A short distance from the arrival and departure point at Kirkhaven are the ruins of a priory built by Henry I in 1125 in memory of St. Adrian, an Irish missionary who was murdered here by Vikings in 875, but a more substantial relic from the past is The Beacon, Scotland’s first ever lighthouse.
It’s not difficult to see why The Beacon was built: After many shipwrecks and loss of life, Alexander Cunningham constructed the square tower near the centre of the island in 1636 with a coal-burning beacon on top.
You would think, wouldn’t you? that everybody would be grateful for this aid to saving lives, but not so. The problem was of course, that the cargo from shipwrecks found its way into the hands of locals who could put it all to a much better use, or at least that’s how they saw it.
No doubt The Beacon did help to save many lives, but perversely, there were some that it also took.
In 1791 a storm blew out the Beacon for two days, and a short time afterwards, the keeper, his wife and five of his six children were found dead: It seems that the embers from the Beacon caused poisonous Sulphur dioxide fumes to seep into their bedroom while they were asleep.
This Beacon was superseded in 1816 by the nearby unmistakable Main Light designed by Robert Stevenson (uncle of the author Robert Louis Stevenson).
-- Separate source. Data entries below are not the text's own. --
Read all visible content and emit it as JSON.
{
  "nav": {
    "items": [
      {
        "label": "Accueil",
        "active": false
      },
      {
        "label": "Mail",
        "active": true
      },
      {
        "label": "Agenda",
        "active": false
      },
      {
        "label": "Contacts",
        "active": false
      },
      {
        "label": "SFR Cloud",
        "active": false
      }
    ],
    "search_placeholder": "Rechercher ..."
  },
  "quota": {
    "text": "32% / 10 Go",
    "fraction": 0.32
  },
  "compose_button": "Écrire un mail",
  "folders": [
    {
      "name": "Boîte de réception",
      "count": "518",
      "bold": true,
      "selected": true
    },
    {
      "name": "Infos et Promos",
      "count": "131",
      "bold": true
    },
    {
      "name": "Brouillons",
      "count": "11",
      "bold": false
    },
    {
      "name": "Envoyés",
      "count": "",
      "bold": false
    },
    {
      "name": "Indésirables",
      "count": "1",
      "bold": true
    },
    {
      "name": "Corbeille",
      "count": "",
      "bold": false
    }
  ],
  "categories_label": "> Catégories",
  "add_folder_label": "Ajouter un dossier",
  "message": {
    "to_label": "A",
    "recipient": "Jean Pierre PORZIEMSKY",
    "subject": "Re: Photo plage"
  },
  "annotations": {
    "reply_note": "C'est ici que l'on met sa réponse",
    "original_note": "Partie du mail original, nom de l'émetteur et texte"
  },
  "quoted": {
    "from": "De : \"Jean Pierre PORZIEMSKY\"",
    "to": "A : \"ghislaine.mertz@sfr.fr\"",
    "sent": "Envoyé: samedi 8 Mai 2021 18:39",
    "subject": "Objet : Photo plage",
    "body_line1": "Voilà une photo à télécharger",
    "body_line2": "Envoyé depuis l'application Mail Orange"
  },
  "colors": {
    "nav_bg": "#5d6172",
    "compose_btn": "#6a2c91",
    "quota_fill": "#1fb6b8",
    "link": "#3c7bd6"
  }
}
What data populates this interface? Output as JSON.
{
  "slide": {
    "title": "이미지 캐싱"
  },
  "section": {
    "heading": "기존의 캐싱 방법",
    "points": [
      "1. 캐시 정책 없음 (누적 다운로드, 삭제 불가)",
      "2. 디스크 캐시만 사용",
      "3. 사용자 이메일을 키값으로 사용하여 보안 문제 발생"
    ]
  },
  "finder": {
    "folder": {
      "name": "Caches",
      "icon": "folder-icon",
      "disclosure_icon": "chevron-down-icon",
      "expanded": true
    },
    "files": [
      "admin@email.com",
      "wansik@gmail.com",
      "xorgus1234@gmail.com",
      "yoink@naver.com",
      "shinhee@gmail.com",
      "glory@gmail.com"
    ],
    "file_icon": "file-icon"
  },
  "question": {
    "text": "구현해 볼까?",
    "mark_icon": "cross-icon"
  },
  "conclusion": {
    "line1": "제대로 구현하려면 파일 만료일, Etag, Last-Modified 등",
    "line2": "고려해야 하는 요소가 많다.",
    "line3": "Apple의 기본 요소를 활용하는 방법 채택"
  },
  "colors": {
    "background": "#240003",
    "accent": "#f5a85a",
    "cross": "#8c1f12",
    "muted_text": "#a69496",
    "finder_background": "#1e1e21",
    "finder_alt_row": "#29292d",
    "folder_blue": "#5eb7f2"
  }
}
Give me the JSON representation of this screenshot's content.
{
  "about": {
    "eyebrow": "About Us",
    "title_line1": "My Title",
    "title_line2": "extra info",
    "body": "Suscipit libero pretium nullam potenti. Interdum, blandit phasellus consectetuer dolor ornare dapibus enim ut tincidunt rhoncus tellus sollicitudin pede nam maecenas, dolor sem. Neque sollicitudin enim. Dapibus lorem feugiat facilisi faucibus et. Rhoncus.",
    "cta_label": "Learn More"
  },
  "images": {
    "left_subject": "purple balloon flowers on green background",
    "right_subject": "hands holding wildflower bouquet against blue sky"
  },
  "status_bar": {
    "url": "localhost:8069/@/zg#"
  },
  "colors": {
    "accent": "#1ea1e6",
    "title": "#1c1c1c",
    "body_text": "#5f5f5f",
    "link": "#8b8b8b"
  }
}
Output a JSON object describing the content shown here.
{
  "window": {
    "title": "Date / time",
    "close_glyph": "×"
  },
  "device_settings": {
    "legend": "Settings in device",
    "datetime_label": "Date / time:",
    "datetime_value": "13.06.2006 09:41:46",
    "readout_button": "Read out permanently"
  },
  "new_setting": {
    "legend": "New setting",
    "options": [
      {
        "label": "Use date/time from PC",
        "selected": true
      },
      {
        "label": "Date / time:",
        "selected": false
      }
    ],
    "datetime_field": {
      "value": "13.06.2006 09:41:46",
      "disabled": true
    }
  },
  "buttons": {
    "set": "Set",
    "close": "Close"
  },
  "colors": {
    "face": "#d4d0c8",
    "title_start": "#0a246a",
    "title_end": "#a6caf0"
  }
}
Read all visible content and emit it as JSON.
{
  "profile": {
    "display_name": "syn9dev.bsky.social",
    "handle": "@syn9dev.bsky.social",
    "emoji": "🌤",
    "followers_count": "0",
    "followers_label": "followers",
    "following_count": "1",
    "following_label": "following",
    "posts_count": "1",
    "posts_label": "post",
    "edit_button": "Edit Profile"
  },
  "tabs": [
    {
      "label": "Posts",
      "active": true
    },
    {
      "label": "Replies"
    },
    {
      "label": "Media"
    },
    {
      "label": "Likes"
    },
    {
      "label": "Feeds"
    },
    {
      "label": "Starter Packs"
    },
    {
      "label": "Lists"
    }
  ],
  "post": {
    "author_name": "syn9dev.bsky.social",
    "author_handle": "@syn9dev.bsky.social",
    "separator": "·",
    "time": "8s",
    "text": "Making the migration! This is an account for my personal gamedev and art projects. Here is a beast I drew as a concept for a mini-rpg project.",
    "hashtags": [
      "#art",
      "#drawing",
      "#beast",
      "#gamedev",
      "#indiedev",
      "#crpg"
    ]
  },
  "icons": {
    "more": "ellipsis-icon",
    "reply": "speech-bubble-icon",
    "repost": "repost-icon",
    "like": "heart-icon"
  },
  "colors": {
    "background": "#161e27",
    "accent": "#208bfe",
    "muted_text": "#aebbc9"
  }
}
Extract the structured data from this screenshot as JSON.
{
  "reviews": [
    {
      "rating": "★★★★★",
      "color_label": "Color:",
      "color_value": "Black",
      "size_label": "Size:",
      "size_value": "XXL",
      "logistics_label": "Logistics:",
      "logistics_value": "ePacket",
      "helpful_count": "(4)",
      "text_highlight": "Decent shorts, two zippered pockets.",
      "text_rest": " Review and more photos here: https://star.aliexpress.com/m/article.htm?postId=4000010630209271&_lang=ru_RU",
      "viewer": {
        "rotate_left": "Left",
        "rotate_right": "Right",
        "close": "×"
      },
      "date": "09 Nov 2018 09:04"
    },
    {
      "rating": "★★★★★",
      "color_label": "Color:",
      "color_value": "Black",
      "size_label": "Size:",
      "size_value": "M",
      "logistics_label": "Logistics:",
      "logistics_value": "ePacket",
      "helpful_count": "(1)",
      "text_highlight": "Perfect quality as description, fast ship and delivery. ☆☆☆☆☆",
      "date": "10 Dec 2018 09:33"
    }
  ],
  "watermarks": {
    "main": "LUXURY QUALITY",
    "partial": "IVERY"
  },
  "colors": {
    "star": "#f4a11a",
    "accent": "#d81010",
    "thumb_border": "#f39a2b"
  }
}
It’s still in use today but operated remotely. It’s not the only lighthouse on the island either, but the Low Light (built in 1844) is now used as a bird observatory.
Lighthouses are meant to be seen, and foghorns are meant to be heard, and there are two monsters on the island which thankfully didn’t need to be used during our visit, but I think we would have needed those earplugs if they had.
By the time you’ve walked around the island, observed the birdlife, and taken in some of the island’s features, it’ll be time to leave Kirkhaven.
Our journey from Anstruther to May had brought us along the eastern side of the island, but the return sailing was to take us around the other side, where not only could we see the cliffs and birdlife up close, but also some of the resident grey seals. Outside of the breeding season the numbers of seals that can be seen are around the hundred mark, but come the Autumn the population increases into the thousands when around 4,000 seals haul themselves ashore, mate, and give birth to around 2,000 pups.
The May Princess runs from the beginning of April to the end of September and so it’s possible to see some of the first pups at the end of the season. The breeding season for the seabirds is between April and July.
The trip lasts between 4½ and 5 hours and currently costs £28 for a full fare-paying adult and concessions apply (June 2019).
If you’re ever lucky enough to find yourself in the East Neuk of Fife and the weather’s looking good, take my advice and jump on board the May Princess and head out to the fantastic Isle of May. Even if you forget your earplugs and hat, you won’t forget the Isle of May.